Charles, que hasta el momento parecía que iba a pasar de largo, cambió de dirección y con un solo paso se acercó a ellos.
– La tengo aquí.
El extranjero se sobresaltó. Charles sonrió.
– No se preocupe por mí. Sólo he venido para asegurarme de que mi amigo, el señor Martinbury, no sufre ningún daño. Entonces, está todo aquí. -Señaló los papeles con la cabeza y miró a Duke.
Éste alargó el brazo hacia los papeles, pero el extranjero echó la mano hacia atrás, fuera de su alcance.
– La fórmula.
Con un suspiro, Charles sacó la copia de la fórmula alterada que Humphrey y Jeremy habían copiado y preparado para que pareciera lo bastante vieja. Desdobló el papel y lo sostuvo en alto para que el otro pudiera verla, aunque no leerla del todo bien.

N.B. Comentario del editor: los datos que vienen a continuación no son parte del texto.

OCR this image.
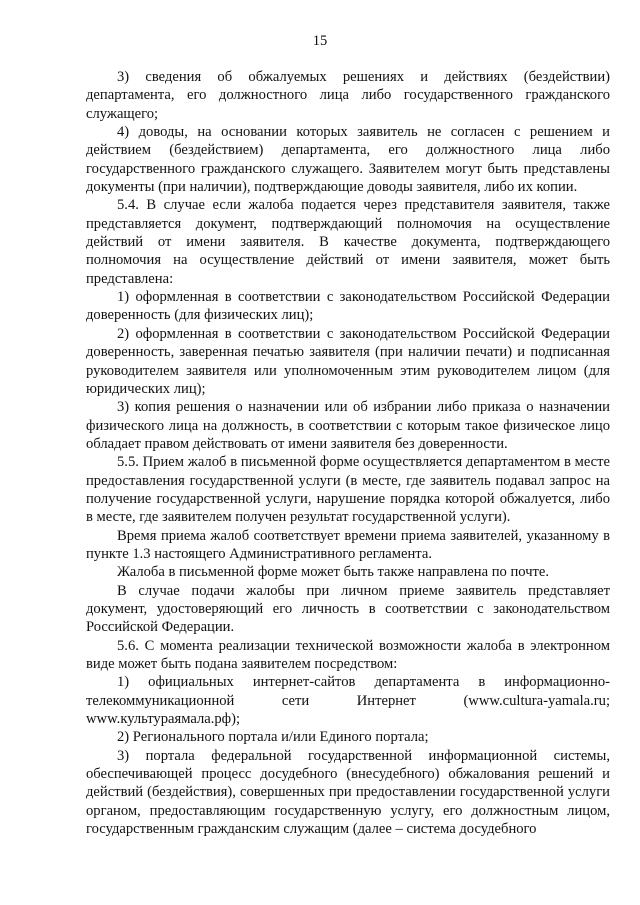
15

3) сведения об обжалуемых решениях и действиях (бездействии) департамента, его должностного лица либо государственного гражданского служащего;

4) доводы, на основании которых заявитель не согласен с решением и действием (бездействием) департамента, его должностного лица либо государственного гражданского служащего. Заявителем могут быть представлены документы (при наличии), подтверждающие доводы заявителя, либо их копии.

5.4. В случае если жалоба подается через представителя заявителя, также представляется документ, подтверждающий полномочия на осуществление действий от имени заявителя. В качестве документа, подтверждающего полномочия на осуществление действий от имени заявителя, может быть представлена:

1) оформленная в соответствии с законодательством Российской Федерации доверенность (для физических лиц);

2) оформленная в соответствии с законодательством Российской Федерации доверенность, заверенная печатью заявителя (при наличии печати) и подписанная руководителем заявителя или уполномоченным этим руководителем лицом (для юридических лиц);

3) копия решения о назначении или об избрании либо приказа о назначении физического лица на должность, в соответствии с которым такое физическое лицо обладает правом действовать от имени заявителя без доверенности.

5.5. Прием жалоб в письменной форме осуществляется департаментом в месте предоставления государственной услуги (в месте, где заявитель подавал запрос на получение государственной услуги, нарушение порядка которой обжалуется, либо в месте, где заявителем получен результат государственной услуги).

Время приема жалоб соответствует времени приема заявителей, указанному в пункте 1.3 настоящего Административного регламента.

Жалоба в письменной форме может быть также направлена по почте.

В случае подачи жалобы при личном приеме заявитель представляет документ, удостоверяющий его личность в соответствии с законодательством Российской Федерации.

5.6. С момента реализации технической возможности жалоба в электронном виде может быть подана заявителем посредством:

1) официальных интернет-сайтов департамента в информационно-телекоммуникационной сети Интернет (www.cultura-yamala.ru; www.культураямала.рф);

2) Регионального портала и/или Единого портала;

3) портала федеральной государственной информационной системы, обеспечивающей процесс досудебного (внесудебного) обжалования решений и действий (бездействия), совершенных при предоставлении государственной услуги органом, предоставляющим государственную услугу, его должностным лицом, государственным гражданским служащим (далее – система досудебного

– La sostendré aquí y en cuanto Martinbury haya comprobado sus deudas, será suya. ¿Qué le parece?
Era evidente que el extranjero no estaba muy contento, pero no tenía demasiadas opciones; Charles era bastante intimidatorio ya de por sí, y con aquel atuendo parecía un hombre muy violento.
Duke cogió los papeles, los comprobó rápidamente, miró a Charles y asintió.
– Sí. -Su voz sonó débil-. Está todo aquí.
– Muy bien, entonces. -Con una desagradable sonrisa, Charles le entregó la fórmula al extranjero.
El hombre la miró, estudiándola detenidamente.
– ¿Es la fórmula correcta?
– Es lo que usted quería, eso es lo que tiene. Ahora -continuó Charles-, si ya ha acabado, mi amigo y yo tenemos otros asuntos que atender.
Lo saludó con gesto burlón, cogió a Duke del brazo y se dio la vuelta. Se fueron directos a la calle. Charles llamó a un coche de alquiler, metió dentro a empujones a un tembloroso Duke y subió tras él.